Last updated: June 6, 2026
Our source philosophy
government-schemes.org/ gives highest priority to official sources because our readers often use our pages to understand eligibility, application steps, documents, and government-service processes. We prefer sources that are directly connected to the department, ministry, state government, public authority, or official service portal responsible for the scheme.
When an official page is difficult to understand, we may explain it in simpler language. When official information is incomplete, we may add general guidance, but we should not invent facts or present assumptions as official rules.
Preferred source types
| Priority | Source type | Use case |
|---|---|---|
| Highest | Official government scheme portal, ministry page, department website, state portal, district portal, or official application page. | Eligibility, application process, beneficiary lists, status tracking, login, documents, contact details. |
| High | Official PDF guidelines, notifications, circulars, orders, press releases, FAQs, and public notices. | Benefit amounts, deadlines, income limits, category rules, state-specific changes. |
| Supporting | Official help pages, public service portals, government dashboards, helpline pages, and department directories. | Phone numbers, addresses, service steps, portal navigation guidance. |
| Contextual | Reputable public information sources, if they do not conflict with official sources. | Background explanation or context when official sources are very technical. |
| Not enough alone | Social media posts, WhatsApp forwards, random screenshots, unofficial blogs, private agents, or unverified videos. | These are not used as final authority for scheme details. |
How we evaluate a source
- Authority: Is the source connected to the responsible government department or recognized public authority?
- Currency: Is the page, notification, or PDF current enough for the topic?
- Specificity: Does the source answer the exact claim we are making?
- Scope: Is the information national, state-specific, district-specific, or category-specific?
- Consistency: Does it match the current application portal and other official notices?
- User safety: Does the link ask for sensitive information, and is it clearly official?
Link-checking standards
Before publishing a guide that includes official links, the editorial team should check that important links open correctly and match the user’s task. For example, an article about “status check” should not only link to a general homepage if a direct official status page exists and is verifiable.
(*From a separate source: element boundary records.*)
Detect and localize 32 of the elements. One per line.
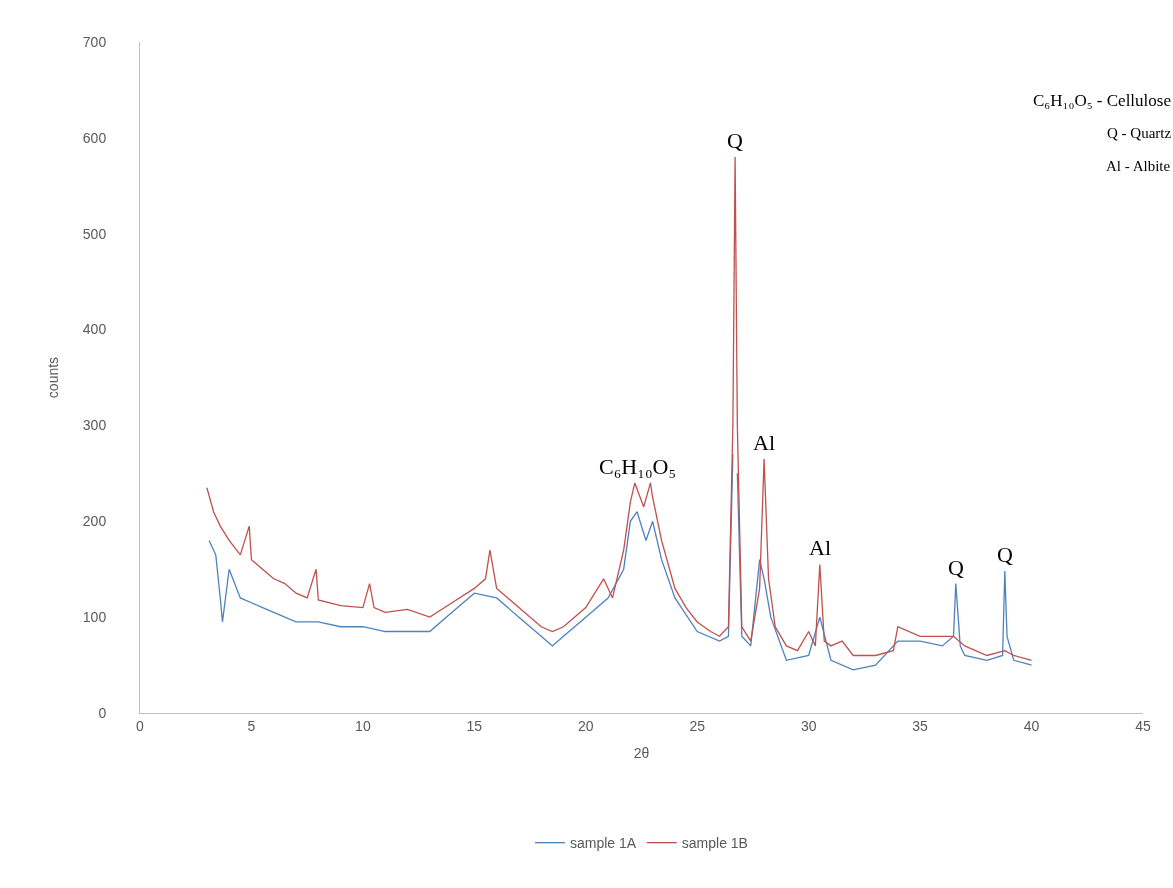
annotation: C₆H₁₀O₅ [599,454,677,479]
annotation: C₆H₁₀O₅ - Cellulose [1033,91,1171,110]
legend-label: sample 1A [570,835,637,852]
annotation: Al - Albite [1106,158,1171,174]
x-tick-label: 45 [1135,717,1151,734]
x-tick-label: 20 [577,717,594,734]
legend-label: sample 1B [681,835,748,852]
annotation: Al [809,535,831,560]
annotation: Q [948,555,964,580]
x-tick-label: 0 [136,717,145,734]
x-tick-label: 15 [466,717,483,734]
annotation: Q [727,128,743,153]
line-series [206,156,1033,661]
y-tick-label: 400 [82,321,107,338]
y-tick-label: 100 [82,609,107,626]
x-tick-label: 35 [912,717,929,734]
y-tick-label: 700 [82,33,107,50]
annotation: Al [753,430,775,455]
y-tick-label: 300 [82,417,107,434]
x-tick-label: 30 [800,717,817,734]
x-tick-label: 25 [689,717,706,734]
annotation: Q [997,542,1013,567]
y-tick-label: 0 [98,704,107,721]
y-tick-label: 500 [82,225,107,242]
y-axis-title: counts [45,356,62,399]
x-tick-label: 10 [355,717,371,734]
y-tick-label: 600 [82,129,107,146]
y-tick-label: 200 [82,513,107,530]
x-tick-label: 5 [247,717,256,734]
annotation: Q - Quartz [1107,125,1172,141]
x-tick-label: 40 [1023,717,1040,734]
x-axis-title: 2θ [633,745,650,762]
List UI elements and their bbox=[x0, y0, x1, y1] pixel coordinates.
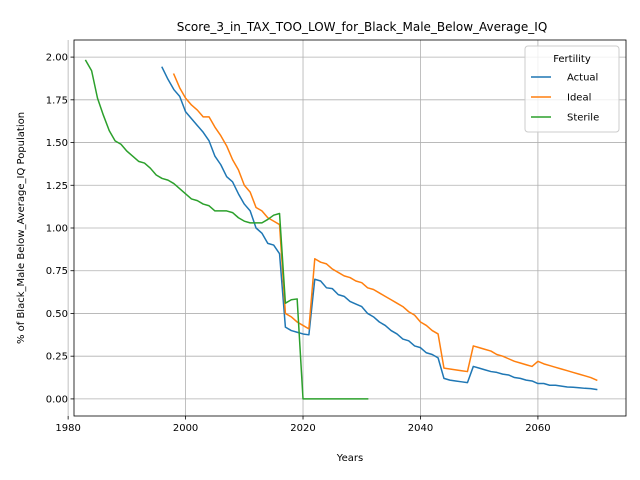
x-tick-label: 2060 bbox=[525, 423, 550, 434]
legend-label-ideal: Ideal bbox=[567, 93, 591, 104]
y-tick-label: 2.00 bbox=[46, 53, 68, 64]
y-tick-label: 0.50 bbox=[46, 309, 68, 320]
legend-label-sterile: Sterile bbox=[567, 113, 599, 124]
y-tick-label: 1.50 bbox=[46, 138, 68, 149]
x-tick-label: 2000 bbox=[173, 423, 198, 434]
y-axis-title: % of Black_Male Below_Average_IQ Populat… bbox=[16, 112, 27, 344]
legend-label-actual: Actual bbox=[567, 73, 598, 84]
y-tick-label: 0.25 bbox=[46, 352, 68, 363]
x-tick-label: 1980 bbox=[55, 423, 80, 434]
y-tick-label: 1.75 bbox=[46, 95, 68, 106]
y-tick-label: 0.00 bbox=[46, 394, 68, 405]
y-tick-label: 1.00 bbox=[46, 224, 68, 235]
y-tick-label: 0.75 bbox=[46, 266, 68, 277]
y-tick-label: 1.25 bbox=[46, 181, 68, 192]
chart-title: Score_3_in_TAX_TOO_LOW_for_Black_Male_Be… bbox=[177, 20, 548, 34]
legend: Fertility Actual Ideal Sterile bbox=[525, 46, 619, 132]
x-tick-label: 2020 bbox=[290, 423, 315, 434]
x-axis-title: Years bbox=[336, 453, 363, 464]
legend-title: Fertility bbox=[553, 54, 591, 65]
x-tick-label: 2040 bbox=[408, 423, 433, 434]
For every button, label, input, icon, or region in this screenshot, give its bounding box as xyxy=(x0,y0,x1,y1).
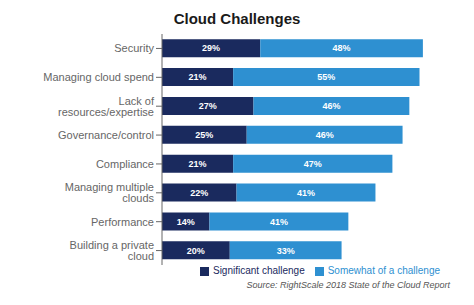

Similarly, an article about “apply online” should distinguish between an information page and the actual application portal.
When a direct link is unstable, session-based, or likely to expire, we may link to the official parent portal and explain how to navigate from there. This is safer than adding broken or guessed URLs.
Handling official PDFs and notices
Many government scheme details are published in PDF format. When using a PDF as a source, we consider the issuing authority, publication date, scheme name, financial year, and whether a newer notice exists. We avoid copying long legal text unnecessarily. Instead, we summarize the relevant points in plain English and direct readers to the official document where appropriate.
When no clear official source is available
If an official source is unavailable, unclear, or contradictory, we take a cautious approach. We may postpone publication, remove uncertain details, add a verification note, or explain that readers should confirm with the official department. We do not create fake official links, guess helpline numbers, or invent deadlines to complete an article.
Reader-submitted sources
Readers may send source links when reporting corrections. We appreciate official source links, but we still review them before updating the page. We do not automatically accept claims from screenshots, copied messages, social media, or unofficial agents unless the information can be verified.